WE, JANE

Aimee Wall, BA'08
Aimee Wall, BA’08

Excerpt from We , Jane by Aimee Wall © 2018. Published by Book*hug. All rights reserved.

ONE NIGHT IN the early fall days after Karl’s departure, after their break-up really, though he had somehow managed to skip the part where he actually had to break up with her by simply informing her that he had bought a one-way ticket home to his country and would not be returning, Marthe had gone to an outdoor film screening in Cabot Square. She’d gone alone, joining a crowd of mostly women sitting on blankets and little folding chairs at one end of the park, its usual occupants crowded out down into the other end.

The film was a documentary about a Dutch doctor who travelled by boat to countries where abortion was illegal, picking up women and administering the abortion pill to them on board, back out in international waters. They went to Ecuador and unfurled a banner off the Virgin of El Panecillo with a number to a hotline that would give instructions on inducing a miscarriage. It was all more spectacle than practical, really; it was media attention, the ship a galvanizing force for frenzied activists on both sides. But they were doing something. Marthe had heard about the ship before but hadn’t known they were using the pill. She had been imagining a kind of miniature surgical theatre on board something that turned out to be the size of a crab boat. Really, the doctor was just there to monitor women who took a pill, illegal in their countries, that made them bleed. Adjust the blanket around their shoulders. All that fuss for that.

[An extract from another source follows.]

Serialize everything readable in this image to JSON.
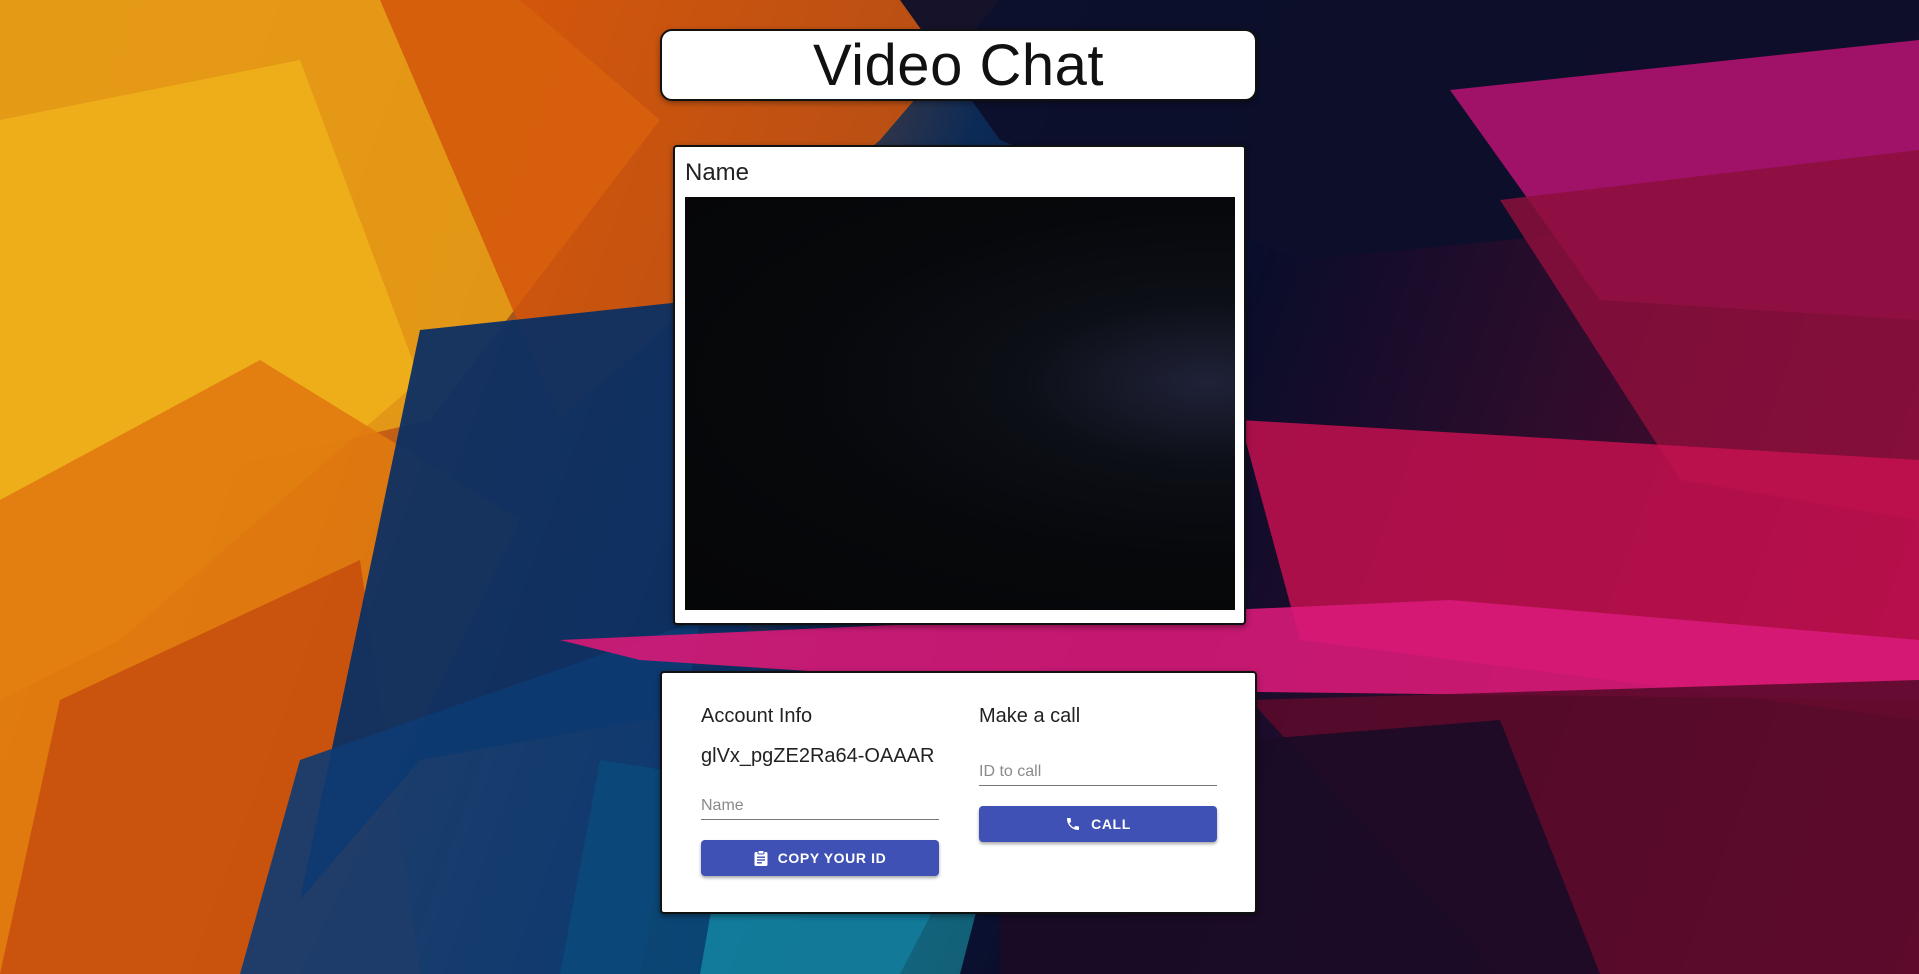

Partway through the film, Marthe noticed a man standing just to the side of the screen, facing the wrong way. He had dark circles under his eyes, an otherwise pasty white face, a shaved head. Camo pants and a scruffy black backpack. One hand on the handlebars of a beater bicycle. He was surveying the crowd. Marthe drew her knees tighter to her chest. The pigeons flustered around his feet and he was motionless, scowling. She tried to return her attention to the screen, where a mob of similarly twisted white male faces were spitting mad screaming at the little crab boat as it tried to dock in Poland. But the man remained at his station, just to the left of her peripheral vision. At a crescendo in the film, as the women on board tried to dock the boat, tried to find some way through the angry mass on shore, the man suddenly wrenched the backpack off his back and threw it to the ground and Marthe flinched, ducked her head. But nothing happened. He put one foot on the bag and kept scowling theatrically and the woman next to Marthe thrust her chin in the man’s direction and then shook her head, and Marthe relaxed slightly, smiled at her. Shook her own head at herself. They were in Montreal. It was not likely.

When the film ended, a woman got up with a microphone to introduce someone connected with the boat doctor, and the crowd thinned quickly. Those remaining, Marthe among them, slid a little closer.

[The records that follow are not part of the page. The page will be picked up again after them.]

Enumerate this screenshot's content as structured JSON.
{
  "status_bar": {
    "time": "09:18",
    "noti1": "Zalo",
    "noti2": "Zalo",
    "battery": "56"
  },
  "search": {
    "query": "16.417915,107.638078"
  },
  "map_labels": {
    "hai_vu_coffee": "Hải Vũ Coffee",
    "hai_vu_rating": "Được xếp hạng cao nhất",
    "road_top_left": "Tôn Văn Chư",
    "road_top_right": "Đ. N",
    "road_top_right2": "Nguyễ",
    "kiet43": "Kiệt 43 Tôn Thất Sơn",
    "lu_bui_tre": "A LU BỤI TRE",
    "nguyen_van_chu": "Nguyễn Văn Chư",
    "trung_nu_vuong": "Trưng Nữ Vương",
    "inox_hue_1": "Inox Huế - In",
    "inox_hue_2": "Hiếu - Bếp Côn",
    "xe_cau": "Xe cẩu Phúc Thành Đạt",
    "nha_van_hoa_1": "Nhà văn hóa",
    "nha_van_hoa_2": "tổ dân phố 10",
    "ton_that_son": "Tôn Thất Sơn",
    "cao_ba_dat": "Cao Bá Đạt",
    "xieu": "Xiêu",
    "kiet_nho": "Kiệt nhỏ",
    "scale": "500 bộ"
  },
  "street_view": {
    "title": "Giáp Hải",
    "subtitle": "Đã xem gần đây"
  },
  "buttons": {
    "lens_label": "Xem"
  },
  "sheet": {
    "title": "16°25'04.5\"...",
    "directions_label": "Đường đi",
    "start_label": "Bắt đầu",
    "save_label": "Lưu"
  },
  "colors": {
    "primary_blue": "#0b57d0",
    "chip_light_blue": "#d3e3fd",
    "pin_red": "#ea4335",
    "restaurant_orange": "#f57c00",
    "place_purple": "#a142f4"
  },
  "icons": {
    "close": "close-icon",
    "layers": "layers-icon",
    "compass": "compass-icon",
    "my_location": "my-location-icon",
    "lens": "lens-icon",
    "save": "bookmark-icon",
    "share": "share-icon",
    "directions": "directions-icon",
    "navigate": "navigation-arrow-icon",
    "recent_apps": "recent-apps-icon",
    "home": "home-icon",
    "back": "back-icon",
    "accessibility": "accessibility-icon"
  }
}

There was a dampening Q and A, a lot of fired-up audience members wondering how they could join up, as if it were a navy fleet, and the guest speaker smilingly shrugging that there was no real way to join up or work with this particular group, apart from giving them money and attention. It wasn’t a fleet. Marthe wished they at least had ambitions of a fleet. Something. The crowd stirred and mumbled. It was starting to turn. Marthe was itching again. The women felt like she did, maybe. It had been two years, but Marthe was still angry at the indignity of it all, at the insistence of the physical body. She wanted there to be a fight about it. She wanted to join up but there was nothing to join.